Three members of his squadron went on a training flight with a group of Marine Corps pilots.

“They had to get some hours in to get their flight pay (for the month),” Lair said.

The five Avengers started off in formation, with plans to switch the lead pilot at various points in the flight.

But at some point, something went wrong with the navigation system in all five planes.

“Something happened, we don’t know what. I don’t see how they could all get so screwed up that they didn’t have the right combination. . . . Nobody knew where they were.

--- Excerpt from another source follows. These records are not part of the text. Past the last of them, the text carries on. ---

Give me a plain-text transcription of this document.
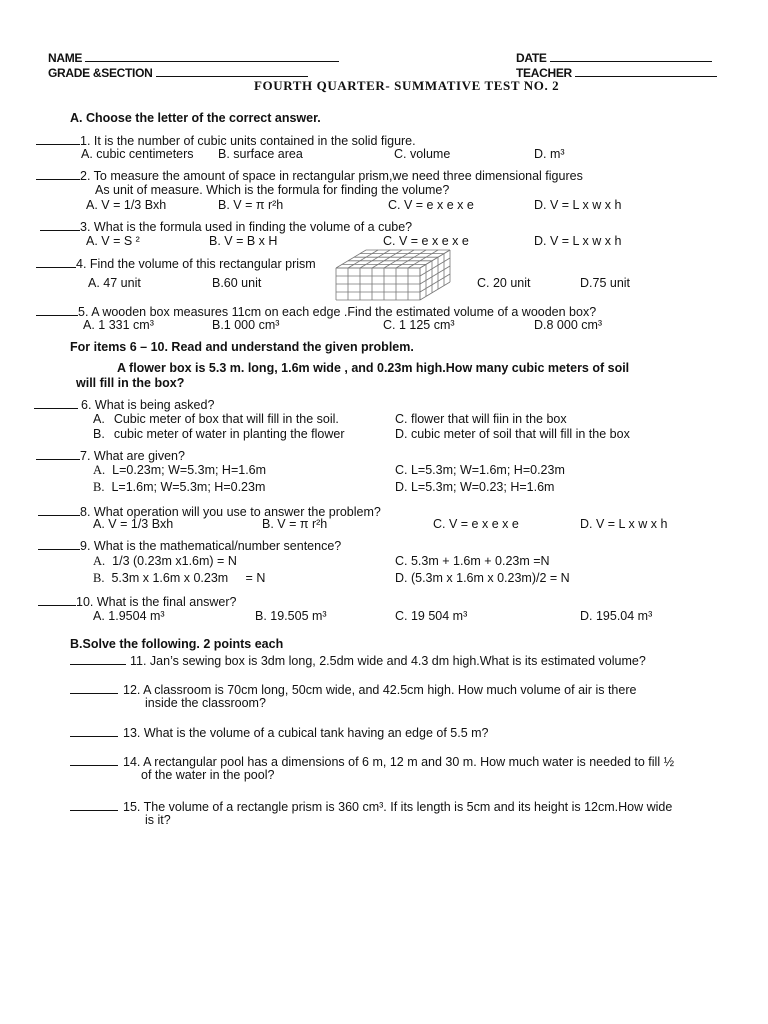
NAME
GRADE &SECTION
DATE
TEACHER
FOURTH QUARTER- SUMMATIVE TEST NO. 2
A. Choose the letter of the correct answer.
1. It is the number of cubic units contained in the solid figure.
A. cubic centimeters B. surface area	C. volume	D. m³
2. To measure the amount of space in rectangular prism,we need three dimensional figures
As unit of measure. Which is the formula for finding the volume?
A. V = 1/3 Bxh	B. V = π r²h	C. V = e x e x e	D. V = L x w x h
3. What is the formula used in finding the volume of a cube?
A. V = S ²	B. V = B x H	C. V = e x e x e	D. V = L x w x h
4. Find the volume of this rectangular prism
A. 47 unit	B.60 unit	C. 20 unit	D.75 unit
5. A wooden box measures 11cm on each edge .Find the estimated volume of a wooden box?
A. 1 331 cm³	B.1 000 cm³	C. 1 125 cm³	D.8 000 cm³
For items 6 – 10. Read and understand the given problem.
A flower box is 5.3 m. long, 1.6m wide , and 0.23m high.How many cubic meters of soil
will fill in the box?
6. What is being asked?
A. Cubic meter of box that will fill in the soil.
B. cubic meter of water in planting the flower
C. flower that will fiin in the box
D. cubic meter of soil that will fill in the box
7. What are given?
A. L=0.23m; W=5.3m; H=1.6m
B. L=1.6m; W=5.3m; H=0.23m
C. L=5.3m; W=1.6m; H=0.23m
D. L=5.3m; W=0.23; H=1.6m
8. What operation will you use to answer the problem?
A. V = 1/3 Bxh	B. V = π r²h	C. V = e x e x e	D. V = L x w x h
9. What is the mathematical/number sentence?
A. 1/3 (0.23m x1.6m) = N
B. 5.3m x 1.6m x 0.23m     = N
C. 5.3m + 1.6m + 0.23m =N
D. (5.3m x 1.6m x 0.23m)/2 = N
10. What is the final answer?
A. 1.9504 m³	B. 19.505 m³	C. 19 504 m³	D. 195.04 m³
B.Solve the following. 2 points each
11. Jan’s sewing box is 3dm long, 2.5dm wide and 4.3 dm high.What is its estimated volume?
12. A classroom is 70cm long, 50cm wide, and 42.5cm high. How much volume of air is there
inside the classroom?
13. What is the volume of a cubical tank having an edge of 5.5 m?
14. A rectangular pool has a dimensions of 6 m, 12 m and 30 m. How much water is needed to fill ½
of the water in the pool?
15. The volume of a rectangle prism is 360 cm³. If its length is 5cm and its height is 12cm.How wide
is it?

They didn’t know,” Lair said. “The last call we had, they said they had about 28 more minutes of gas. They didn’t know if they were over the Gulf of Mexico or the Atlantic Ocean.”

Lair was among those who searched for the missing men.

“We went out looking for them on a carrier — first time I’d been on a carrier,” he said.

Taking off from the carrier, he said, planes would go from zero to 70 mph “by the drop of a hat.”

He was told to hold on tight to a handrail, which he did while waiting through a delay in launching the plane. “I began to release my grip on the bar, and about that time — boom! — we’re up in the air,” he said. “I did have enough grip on the bar that I didn’t get a broken back or a broken neck. It does jolt you.

“That was about 70 years ago.”

In 1946, Lair was given the option to leave the service halfway through his four-year term or sign on for another four years.

“I was married at the time and had a baby on the way, and decided to take the discharge,” he said, “and sign on to go to college on the GI Bill and start my life.”

Jim and his wife, Margaret, raised five children in Ottawa and moved to Mendota four years ago, where they now live closer to their daughter Barb Bokus.